- Born: Carole Ruth Strickler April 30, 1943 Paterson, New Jersey, United States
- Died: January 5, 2018 (aged 74) Manhattan, New York, United States
- Education: Barnard College
- Occupation(s): Screenwriter, television producer
- Spouse: Bruce Hart ​ ​(m. 1963; died 2006)​

= Carole Hart =

American writer and television producer (1943–2018)

Carole Ruth Hart (April 30, 1943 – January 5, 2018) was an American writer and television producer who was involved in the inception of Sesame Street and other projects on broadcast television targeted at children.

==Biography==
Born Carole Ruth Strickler in Paterson, New Jersey on April 30, 1943, she graduated from Barnard College in 1965, where she majored in philosophy.

She married Bruce Hart in 1963, while she was a student in college. She and her husband were at a party where they spoke with a producer who had an idea for a new television program designed to help children develop reading and writing skills. Hart and her husband were hired to develop material for what became Sesame Street. Her husband wrote the theme song, while she wrote some early episodes.

Hart produced Free to Be... You and Me, a project initiated by Marlo Thomas. The music was produced by her husband Bruce Hart together with Stephen J. Lawrence; stories and poems were directed by Alan Alda.

What became Free to Be ... You and Me began with a series of evening discussions organized by Marlo Thomas at her apartment. Marlos chose Hart to produce the album and Bruce Hart joined the meetings, together with Letty Cottin Pogrebin of Ms. magazine, songwriter Mary Rodgers and an expanding group of notable participants who were asked to share lessons they wished they had learned as children. Bruce Hart had proposed Free To Be You and Me Jamboree as the title for the theme song he was developing and it was Carole Hart who convinced her husband to eliminate the word "Jamboree" from the title. The song was ultimately written together with Stephen Lawrence. Several labels rejected the idea but Bell Records, a label owned by Columbia Records, became interested in the project, offering an advance of $15,000. Despite projections by executives at Bell Records of a maximum of 15,000 copies being sold, initial sales were near 500,000.

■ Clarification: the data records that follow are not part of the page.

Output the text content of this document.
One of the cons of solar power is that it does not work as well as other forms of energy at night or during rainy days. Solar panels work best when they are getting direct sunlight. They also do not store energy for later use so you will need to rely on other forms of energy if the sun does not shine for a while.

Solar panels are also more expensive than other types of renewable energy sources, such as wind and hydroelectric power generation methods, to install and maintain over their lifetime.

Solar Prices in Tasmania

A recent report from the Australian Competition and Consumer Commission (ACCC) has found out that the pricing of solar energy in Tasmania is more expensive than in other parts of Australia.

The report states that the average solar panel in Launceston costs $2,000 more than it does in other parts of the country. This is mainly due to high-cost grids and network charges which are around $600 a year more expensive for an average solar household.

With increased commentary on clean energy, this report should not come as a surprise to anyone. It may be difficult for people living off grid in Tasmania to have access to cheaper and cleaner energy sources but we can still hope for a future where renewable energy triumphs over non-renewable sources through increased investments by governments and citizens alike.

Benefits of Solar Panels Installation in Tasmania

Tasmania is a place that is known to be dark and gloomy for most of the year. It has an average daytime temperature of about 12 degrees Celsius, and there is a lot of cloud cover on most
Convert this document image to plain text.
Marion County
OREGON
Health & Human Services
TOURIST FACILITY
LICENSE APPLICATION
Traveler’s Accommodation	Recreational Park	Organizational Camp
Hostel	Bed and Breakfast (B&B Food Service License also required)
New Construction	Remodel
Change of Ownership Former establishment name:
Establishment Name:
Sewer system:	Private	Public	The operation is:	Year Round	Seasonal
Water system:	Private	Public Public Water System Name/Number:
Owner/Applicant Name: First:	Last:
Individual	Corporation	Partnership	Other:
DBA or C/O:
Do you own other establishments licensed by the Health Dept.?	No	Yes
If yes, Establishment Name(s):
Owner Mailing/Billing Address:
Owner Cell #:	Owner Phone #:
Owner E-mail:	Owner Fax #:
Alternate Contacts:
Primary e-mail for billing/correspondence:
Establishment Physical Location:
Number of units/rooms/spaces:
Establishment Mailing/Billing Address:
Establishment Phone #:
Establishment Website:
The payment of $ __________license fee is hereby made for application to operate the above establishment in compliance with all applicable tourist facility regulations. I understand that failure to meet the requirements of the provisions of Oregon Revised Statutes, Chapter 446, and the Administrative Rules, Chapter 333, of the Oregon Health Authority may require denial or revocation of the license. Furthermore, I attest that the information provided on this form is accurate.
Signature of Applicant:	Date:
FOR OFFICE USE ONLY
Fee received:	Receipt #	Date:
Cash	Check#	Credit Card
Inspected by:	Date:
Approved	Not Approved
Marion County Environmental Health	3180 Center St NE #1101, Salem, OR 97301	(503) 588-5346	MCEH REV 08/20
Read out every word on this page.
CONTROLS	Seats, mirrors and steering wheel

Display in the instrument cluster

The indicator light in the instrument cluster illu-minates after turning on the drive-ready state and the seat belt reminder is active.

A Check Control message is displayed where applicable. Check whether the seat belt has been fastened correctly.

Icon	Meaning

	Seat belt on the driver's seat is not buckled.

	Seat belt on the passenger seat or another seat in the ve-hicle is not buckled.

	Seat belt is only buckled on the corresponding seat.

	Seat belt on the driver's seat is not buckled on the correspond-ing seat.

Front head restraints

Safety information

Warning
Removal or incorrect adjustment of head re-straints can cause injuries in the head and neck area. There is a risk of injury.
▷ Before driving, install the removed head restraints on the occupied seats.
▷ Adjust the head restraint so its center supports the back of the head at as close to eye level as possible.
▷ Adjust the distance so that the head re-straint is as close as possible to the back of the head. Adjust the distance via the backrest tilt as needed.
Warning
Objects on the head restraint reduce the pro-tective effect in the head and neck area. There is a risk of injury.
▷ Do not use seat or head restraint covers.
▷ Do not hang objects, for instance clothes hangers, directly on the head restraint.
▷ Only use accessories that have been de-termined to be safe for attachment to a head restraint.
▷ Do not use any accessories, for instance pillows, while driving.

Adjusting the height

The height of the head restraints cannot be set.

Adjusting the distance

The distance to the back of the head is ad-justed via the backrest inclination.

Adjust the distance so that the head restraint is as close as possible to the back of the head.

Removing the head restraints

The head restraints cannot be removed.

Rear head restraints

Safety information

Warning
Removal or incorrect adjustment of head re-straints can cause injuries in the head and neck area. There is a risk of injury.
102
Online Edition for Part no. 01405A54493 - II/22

After meeting Debby Franke Ogg, a woman who had been diagnosed with stage 4 lymphoma who had survived the cancer using alternative therapies, Hart turned the story into Leap of Faith a 1988 television drama that features Anne Archer and Sam Neill. The movie was broadcast on CBS after overcoming objections from the network that people would be discouraged from pursuing standard medical care for cancer based on the portrayal of the success of alternative therapies depicted in the program.

When Hart herself was diagnosed with cancer in 1994, she underwent a Native American healing ceremony and other conventional and alternative treatments that left her free of cancer for 20 years. She died on January 5, 2018, in Manhattan, of cancer that had reappeared two to three years earlier.